C. Wawancara Mendalam
Evaluasi dampak kualitatif mencakupi wawancara dengan para pemangku kepentingan di sektor usaha ritel: pedagang pasar tradisional yang terseleksi; pengelola pasar tradisional; pengelola supermarket; pejabat pemerintah terkait di badan-badan perencanaan daerah, dinas industri dan perdagangan, dan dinas pasar; APRINDO; dan APPSI di kabupaten sampel. Secara total, 37 informan kunci diwawancara.
Analisis
Dari hasil pengamatan, ada sebagian pasar tradisional yang terkena dampak supermarket sementara sebagian lainnya tidak.
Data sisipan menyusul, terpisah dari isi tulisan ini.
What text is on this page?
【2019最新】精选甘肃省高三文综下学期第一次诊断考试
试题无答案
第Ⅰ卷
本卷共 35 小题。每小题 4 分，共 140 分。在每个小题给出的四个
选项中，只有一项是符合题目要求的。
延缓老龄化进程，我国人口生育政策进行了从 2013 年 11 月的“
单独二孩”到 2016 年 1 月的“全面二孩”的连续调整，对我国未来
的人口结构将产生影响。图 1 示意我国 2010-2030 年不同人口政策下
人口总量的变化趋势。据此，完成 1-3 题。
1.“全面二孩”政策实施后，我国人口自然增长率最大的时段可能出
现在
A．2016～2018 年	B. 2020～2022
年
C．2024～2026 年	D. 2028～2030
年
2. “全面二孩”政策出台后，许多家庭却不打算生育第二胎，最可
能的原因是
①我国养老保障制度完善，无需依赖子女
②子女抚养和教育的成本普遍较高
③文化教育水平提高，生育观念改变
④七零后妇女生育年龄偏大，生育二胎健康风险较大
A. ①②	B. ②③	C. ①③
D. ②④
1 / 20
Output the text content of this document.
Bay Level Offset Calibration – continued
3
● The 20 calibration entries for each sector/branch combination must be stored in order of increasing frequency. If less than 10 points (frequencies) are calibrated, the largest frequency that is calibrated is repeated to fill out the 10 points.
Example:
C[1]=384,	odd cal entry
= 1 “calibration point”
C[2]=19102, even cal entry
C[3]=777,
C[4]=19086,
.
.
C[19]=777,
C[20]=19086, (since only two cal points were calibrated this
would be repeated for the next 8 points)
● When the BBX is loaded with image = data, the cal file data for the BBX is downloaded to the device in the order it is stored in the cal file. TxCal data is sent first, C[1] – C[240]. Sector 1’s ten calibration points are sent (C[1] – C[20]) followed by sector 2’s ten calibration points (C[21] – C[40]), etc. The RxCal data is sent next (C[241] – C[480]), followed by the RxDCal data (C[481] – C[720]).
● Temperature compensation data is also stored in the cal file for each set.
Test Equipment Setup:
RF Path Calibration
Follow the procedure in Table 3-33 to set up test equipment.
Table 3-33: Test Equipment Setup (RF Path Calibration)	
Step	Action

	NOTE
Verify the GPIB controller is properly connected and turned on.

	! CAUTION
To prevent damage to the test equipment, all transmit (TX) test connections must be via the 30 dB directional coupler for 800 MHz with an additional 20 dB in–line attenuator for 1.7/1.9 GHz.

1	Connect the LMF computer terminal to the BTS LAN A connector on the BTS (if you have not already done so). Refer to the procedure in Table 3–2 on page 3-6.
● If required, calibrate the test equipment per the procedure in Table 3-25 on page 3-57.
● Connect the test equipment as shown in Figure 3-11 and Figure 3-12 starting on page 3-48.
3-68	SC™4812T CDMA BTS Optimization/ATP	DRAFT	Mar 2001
Demikian itu dipengaruhi beberapa faktor yaitu:
Pertama adalah faktor jarak antara pasar tradisional dan supermarket, di mana
pasar tradisional yang berada relatif dekat dengan supermarket, paling banyak terkena dampak.
Kedua, faktor yang terpenting adalah karakteristik konsumen pada pasar
tradisional. Pasar tradisional yang pelanggan utamanya dari kalangan kelas menengah ke atas, seperti Pasar Pamoyanan, merasakan dampak yang paling besar akibat kehadiran supermarket. Semakin jauh jarak pasar tradisional ke supermarket, semakin banyak jumlah pegawai yang dipekerjakan oleh pedagang.
Kesimpulan
Umumnya, para pedagang baik pada pasar perlakuan maupun pada pasar kontrol sama sama mengalami kelesuan usaha selama tiga tahun, antara 2003 dan 2006. Dalam wawancara mendalam, para responden mengungkapkan bahwa penyebab utama kelesuan ini adalah lemahnya daya beli pelanggan sebagai akibat lonjakan harga BBM pada 2005 dan peningkatan persaingan dengan PKL yang berjualan di lahan parkir dan area lain di sekitar pasar, dan bahkan menutup pintu masuk pasar. Penyebab ketiga yang terkait dengan kelesuan usaha yang dialami pedagang pasar tradisional adalah supermarket. Hal ini secara khusus ditemukan pada pedagang di pasar kelompok perlakuan. Secara khusus
supermarket telah diidentifikasi sebagai penyebab utama kelesuan usaha para pedagang di Pasar Pamoyanan di Bandung, satu-satunya pasar dalam studi ini yang mayoritas pelanggannya berasal dari rumah tangga kelas menengah dan tidak memiliki masalah dengan PKL.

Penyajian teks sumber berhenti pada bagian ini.